Timberwolves release 2013-14 ticket prices
MINNEAPOLIS – The Timberwolves launched their season-ticket renewal drive Wednesday, which will end on Feb. 18. New fans interested in purchasing season tickets may do so beginning in early March, with March 4 being the tentative start date.
The most noteworthy feature of this year’s ticket campaign is the 10 percent playoff discount the team has built in. Although the idea was conceived of before Kevin Love’s second hand injury and the team’s current four-game skid, the Timberwolves are sticking with it, pledging to put money on the line if the team does not earn a postseason berth. Here’s how it works: Anyone who renews or purchases new season tickets this spring for next season will receive 10 percent back, either deducted from his or her final payment or in a refund if he or she pays in full, if the team does not make the playoffs. The season-ticket campaign runs until the end of the regular season, and even if someone were to purchase a package after the team is mathematically eliminated from the playoffs (if such a situation were to arise), he or she would still earn the discount.

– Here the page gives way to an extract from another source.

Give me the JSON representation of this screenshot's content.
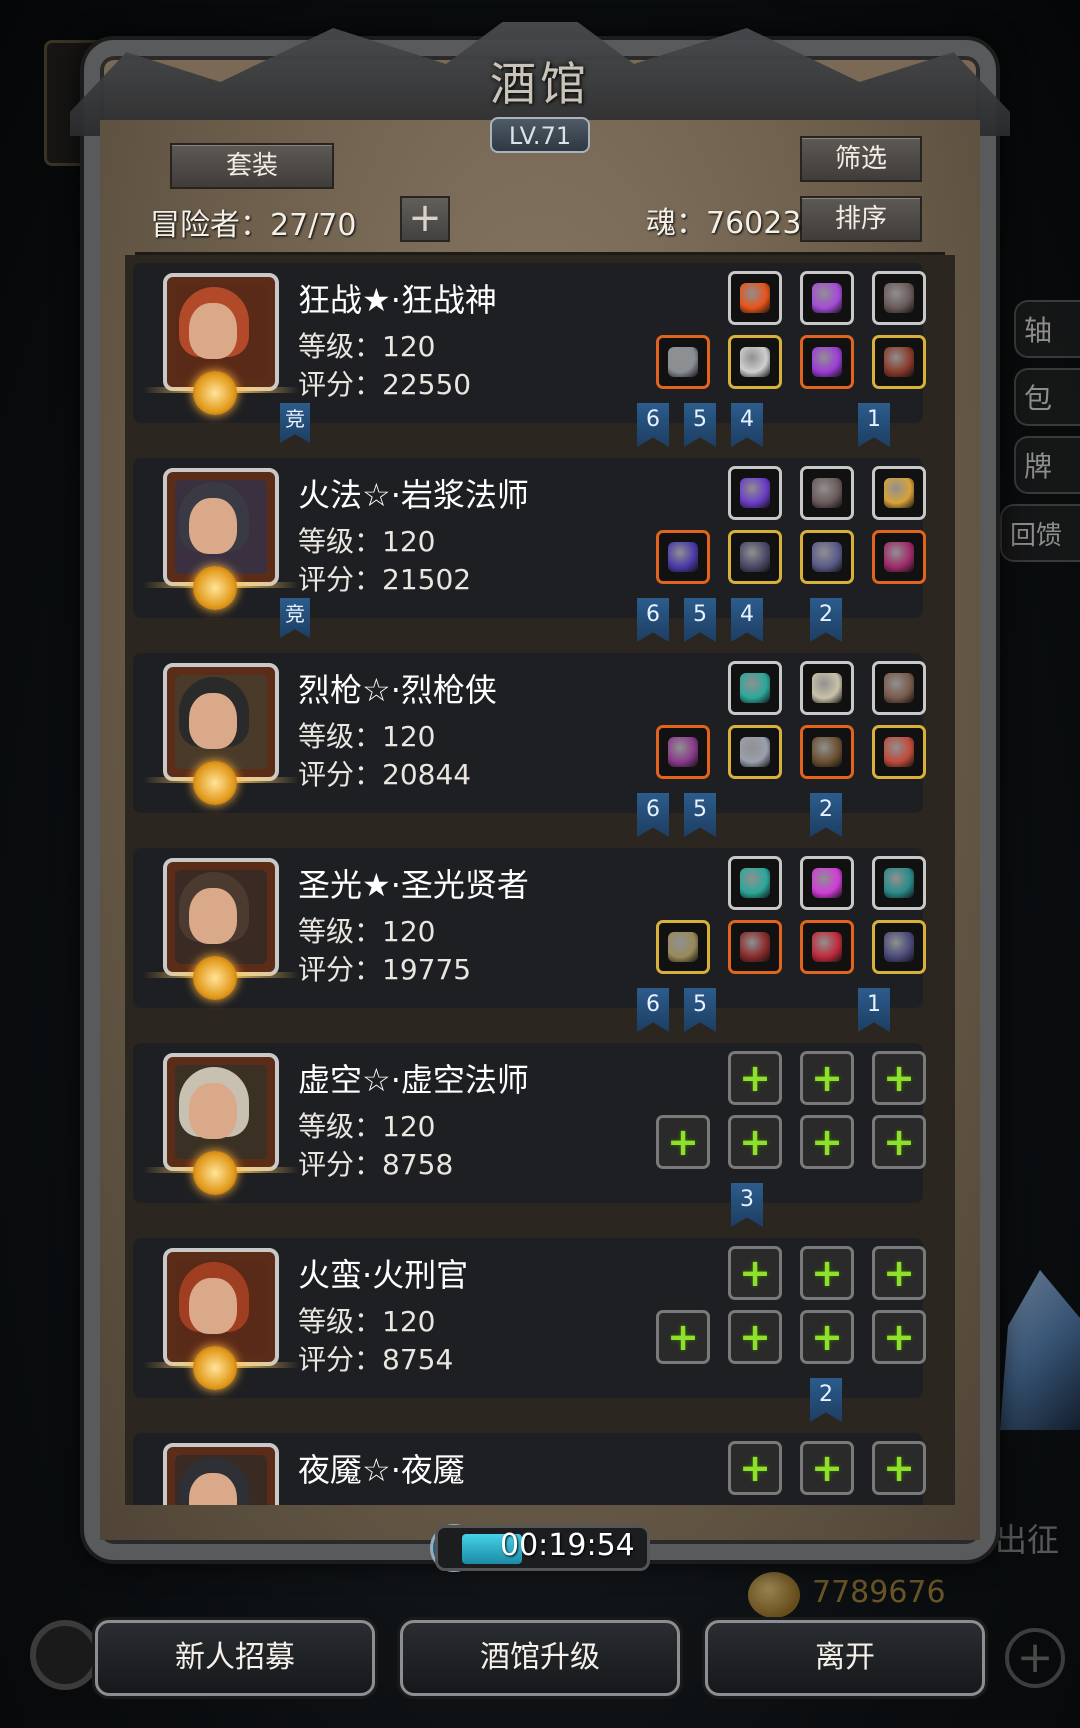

This year’s pricing includes increases in price for 11 of 17 seating areas. Two price tiers, the cheapest and second-cheapest, will actually see price reductions, and four price tiers will remain unchanged. The largest price increase, 21.7 percent, comes in the Treasure Island VIP Terrance, where rebranding and amenities have forced an uptick in the cost.
The most expensive seats in the Lexus Courtside area will retail at $1,395 per game next season, up from $1,380 this year. That’s good for a $645 increase in that season-ticket package. The cheapest seats have diminished in price from $6 to $4, making that ticket package $86 cheaper next season.
The Timberwolves are also including new membership levels to go along with season-ticket packages. The levels, which range from the President’s Club (the most exclusive) to the Gold level (least exclusive), correspond with seating areas but not directly; other factors come into play when determining each membership level.
This year’s pricing effectively erases all of the discounts put into place for the past three seasons (some fans have seen flat pricing since the 2010-11 season), but the Timberwolves will remain among the five cheapest teams in terms of average season-ticket price next season. Right now, they have the lowest average season-ticket price of any team in the NBA.
Even with the price increases, Target Center will still boast 1,000 lower-level season tickets priced as low as $20 per game and 6,700 upper-level tickets priced at $7 or less per game, including 2,000 that will cost only $4 per game.
In determining their new pricing tiers, the Timberwolves relied heavily on analytics from the NBA and data from secondary markets, which has become a trend among teams in the past three or so seasons. The team stressed that by leaving some pricing levels constant and decreasing others, it is pledged to remaining an affordable option for fans who have become accustomed to the inexpensive upper-bowl options.